This will sound harsh, but I'd rather see them deleted than locked, because then the author isn't getting the benefit of the promotion even if people can't reply (after all, spam gets deleted). But like Duroc, I basically ignore them anyway, so locking them would be fine.


----------



## panzergulo (Oct 16, 2009)

Duroc and Poetigress have already said pretty much what I have to say about this whole matter...

This is a forum, not a show room. Try at least discouraging people from posting whole stories or chapters. I think one critique thread/sub-forum and maybe the optional 'Recommended Writers' thread are just enough. 'Recommended Reading' is a beautiful idea, but most people are more interested promoting themselves than others, as we have seen. Frankly, I don't think 'Recommended Anything' threads even work that well... Most the flavor texts in Take's thread are for people who already have an established reader base... I cannot really say I had a reader who would have found me through FAF. And I'm not sure if anybody really reads Duroc's posts... plus, he really recommends people who are really good and have readers already... Or, at least, this is the picture I have created. I would be most happy if I was proved wrong on any of these points. But people are people.

If I were to set the rules... There wouldn't be full works allowed, only links to works on some real gallery site (FA and DA seem to be the most popular right now amongst FAF forumite writers), and even then they would be allowed to be posted only into one 'Monthly/Bi-Monthly Critique Thread'. There would be one 'Recommended Writers' thread, where a writer could recommend themselves or other writers and 'Recommended Reading' thread, where people could recommend works written by others. No single threads promoting any kind of art or asking for crits would be allowed. I would think this would cut excessive self-promotion, but still give enough room to ask for help and show there are good writers around here.

But that's just my opinion.

It's looking good, I hope you can establish some set of rules we all can live with. Keep it up, MLR and that other guy.


----------



## Atrak (Oct 16, 2009)

I agree with what panzer said, with one exception.
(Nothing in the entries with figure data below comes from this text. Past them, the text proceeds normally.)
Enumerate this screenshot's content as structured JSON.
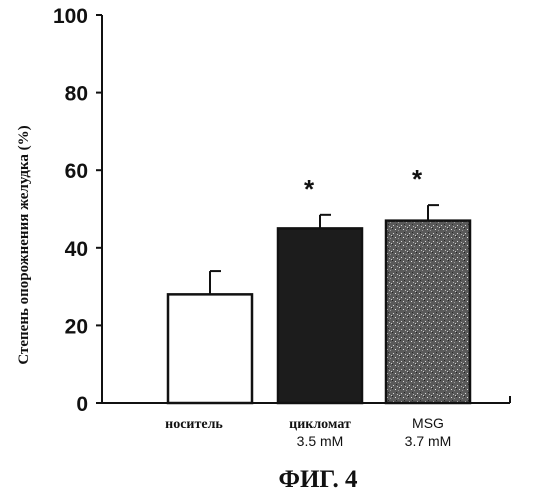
{
  "chart_data": {
    "type": "bar",
    "ylabel": "Степень опорожнения желудка  (%)",
    "ylim": [
      0,
      100
    ],
    "yticks": [
      0,
      20,
      40,
      60,
      80,
      100
    ],
    "categories": [
      {
        "lines": [
          "носитель"
        ],
        "value": 28,
        "error": 6,
        "fill": "#ffffff",
        "significance": ""
      },
      {
        "lines": [
          "цикломат",
          "3.5 mM"
        ],
        "value": 45,
        "error": 3.5,
        "fill": "#1c1c1c",
        "significance": "*"
      },
      {
        "lines": [
          "MSG",
          "3.7 mM"
        ],
        "value": 47,
        "error": 4,
        "fill": "#5e5e5e",
        "significance": "*"
      }
    ],
    "grid": false,
    "legend": "none"
  },
  "figure_label": "ФИГ. 4"
}
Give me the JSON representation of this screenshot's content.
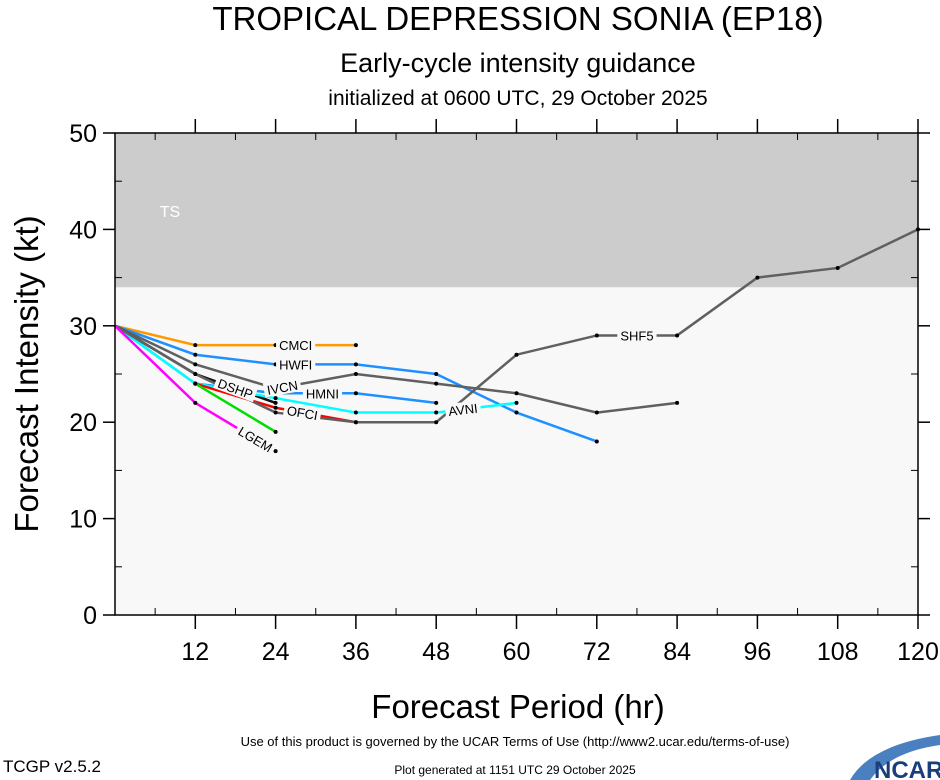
{
  "header": {
    "title": "TROPICAL DEPRESSION SONIA (EP18)",
    "subtitle": "Early-cycle intensity guidance",
    "init": "initialized at 0600 UTC, 29 October 2025"
  },
  "footer": {
    "terms": "Use of this product is governed by the UCAR Terms of Use (http://www2.ucar.edu/terms-of-use)",
    "version": "TCGP v2.5.2",
    "generated": "Plot generated at 1151 UTC   29 October 2025",
    "logo": "NCAR"
  },
  "chart_data": {
    "type": "line",
    "xlabel": "Forecast Period (hr)",
    "ylabel": "Forecast Intensity (kt)",
    "xlim": [
      0,
      120
    ],
    "ylim": [
      0,
      50
    ],
    "xticks": [
      12,
      24,
      36,
      48,
      60,
      72,
      84,
      96,
      108,
      120
    ],
    "yticks": [
      0,
      10,
      20,
      30,
      40,
      50
    ],
    "bands": [
      {
        "label": "TS",
        "from": 34,
        "to": 50,
        "color": "#cccccc"
      }
    ],
    "plot_bg": "#f8f8f8",
    "series": [
      {
        "name": "CMCI",
        "color": "#ff9900",
        "x": [
          0,
          12,
          24,
          36
        ],
        "y": [
          30,
          28,
          28,
          28
        ],
        "label_x": 27
      },
      {
        "name": "HWFI",
        "color": "#1e90ff",
        "x": [
          0,
          12,
          24,
          36,
          48,
          60,
          72
        ],
        "y": [
          30,
          27,
          26,
          26,
          25,
          21,
          18
        ],
        "label_x": 27
      },
      {
        "name": "IVCN",
        "color": "#606060",
        "x": [
          0,
          12,
          24,
          36,
          48,
          60,
          72,
          84
        ],
        "y": [
          30,
          26,
          23.5,
          25,
          24,
          23,
          21,
          22
        ],
        "label_x": 25
      },
      {
        "name": "HMNI",
        "color": "#1e90ff",
        "x": [
          0,
          12,
          24,
          36,
          48
        ],
        "y": [
          30,
          24,
          23,
          23,
          22
        ],
        "label_x": 25
      },
      {
        "name": "DSHP",
        "color": "#111111",
        "x": [
          0,
          12,
          24
        ],
        "y": [
          30,
          25,
          22
        ],
        "label_x": 24
      },
      {
        "name": "AVNI",
        "color": "#00ffff",
        "x": [
          0,
          12,
          24,
          36,
          48,
          60
        ],
        "y": [
          30,
          24,
          22.5,
          21,
          21,
          22
        ],
        "label_x": 52
      },
      {
        "name": "OFCI",
        "color": "#ff0000",
        "x": [
          12,
          24,
          36
        ],
        "y": [
          24,
          21.5,
          20
        ],
        "label_x": 25
      },
      {
        "name": "SHF5",
        "color": "#606060",
        "x": [
          0,
          12,
          24,
          36,
          48,
          60,
          72,
          84,
          96,
          108,
          120
        ],
        "y": [
          30,
          25,
          21,
          20,
          20,
          27,
          29,
          29,
          35,
          36,
          40
        ],
        "label_x": 78
      },
      {
        "name": "",
        "color": "#00dd00",
        "x": [
          12,
          24
        ],
        "y": [
          24,
          19
        ],
        "label_x": null
      },
      {
        "name": "LGEM",
        "color": "#ff00ff",
        "x": [
          0,
          12,
          24
        ],
        "y": [
          30,
          22,
          17
        ],
        "label_x": 21
      }
    ]
  }
}
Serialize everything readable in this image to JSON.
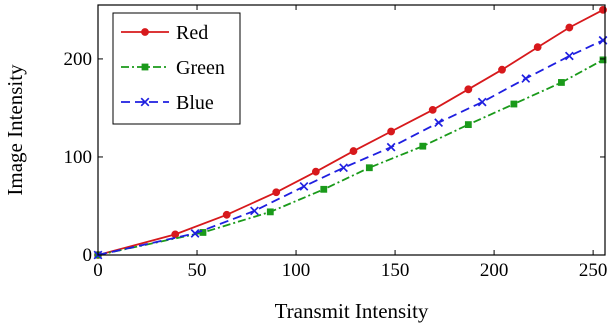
{
  "chart_data": {
    "type": "line",
    "title": "",
    "xlabel": "Transmit Intensity",
    "ylabel": "Image Intensity",
    "xlim": [
      0,
      256
    ],
    "ylim": [
      0,
      255
    ],
    "x_ticks": [
      0,
      50,
      100,
      150,
      200,
      250
    ],
    "y_ticks": [
      0,
      100,
      200
    ],
    "grid": false,
    "legend_position": "top-left",
    "series": [
      {
        "name": "Red",
        "color": "#d7191c",
        "line_style": "solid",
        "marker": "circle",
        "x": [
          0,
          39,
          65,
          90,
          110,
          129,
          148,
          169,
          187,
          204,
          222,
          238,
          255
        ],
        "y": [
          0,
          21,
          41,
          64,
          85,
          106,
          126,
          148,
          169,
          189,
          212,
          232,
          250
        ]
      },
      {
        "name": "Green",
        "color": "#1a9a1a",
        "line_style": "dashdot",
        "marker": "square",
        "x": [
          0,
          53,
          87,
          114,
          137,
          164,
          187,
          210,
          234,
          255
        ],
        "y": [
          0,
          23,
          44,
          67,
          89,
          111,
          133,
          154,
          176,
          199
        ]
      },
      {
        "name": "Blue",
        "color": "#1f1fe0",
        "line_style": "dashed",
        "marker": "x",
        "x": [
          0,
          49,
          79,
          104,
          124,
          148,
          172,
          194,
          216,
          238,
          255
        ],
        "y": [
          0,
          22,
          45,
          70,
          89,
          110,
          135,
          156,
          180,
          203,
          219
        ]
      }
    ]
  }
}
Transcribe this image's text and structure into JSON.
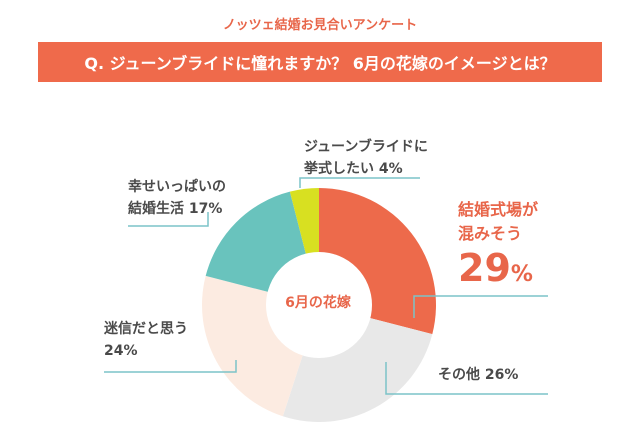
{
  "header": {
    "survey_title": "ノッツェ結婚お見合いアンケート",
    "question": "Q. ジューンブライドに憧れますか？ 6月の花嫁のイメージとは？"
  },
  "chart_data": {
    "type": "pie",
    "donut": true,
    "center_label": "6月の花嫁",
    "slices": [
      {
        "line1": "結婚式場が",
        "line2": "混みそう",
        "value": 29,
        "value_text": "29",
        "unit": "%",
        "color": "#ed6a4b"
      },
      {
        "line1": "その他",
        "line2": "",
        "value": 26,
        "value_text": "26%",
        "unit": "",
        "color": "#e8e8e8"
      },
      {
        "line1": "迷信だと思う",
        "line2": "",
        "value": 24,
        "value_text": "24%",
        "unit": "",
        "color": "#fcebe1"
      },
      {
        "line1": "幸せいっぱいの",
        "line2": "結婚生活",
        "value": 17,
        "value_text": "17%",
        "unit": "",
        "color": "#69c3bd"
      },
      {
        "line1": "ジューンブライドに",
        "line2": "挙式したい",
        "value": 4,
        "value_text": "4%",
        "unit": "",
        "color": "#d8e021"
      }
    ],
    "leader_color": "#7cc3c8"
  }
}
> 'Recommended Writers' thread, where a writer could recommend themselves


 
Writers should not be allowed to recommend themselves, because then the thread would just become another promotion for writers, like a repetition of the Critique thread.


----------



## TakeWalker (Oct 16, 2009)

I, of course, love self-promotion. 

But between my thread and the fact that it would suck Recommended Reading, i think we have promotion covered. And you _can_ promote yourself in my thread, fyi, all you have to do is provide a link to your own gallery, because I will not take the time to get one for you.  The purpose of that thread is to have a comprehensive list of all the writers on FA.


----------



## M. LeRenard (Oct 16, 2009)

All right, then.  I'll just go ahead and adjust the forum rules to accommodate any and all self-promotion threads, and in closing such threads I'll redirect the OP to instead use Take's thread.
I'll leave this discussion topic open in case anyone has anything else to say.


----------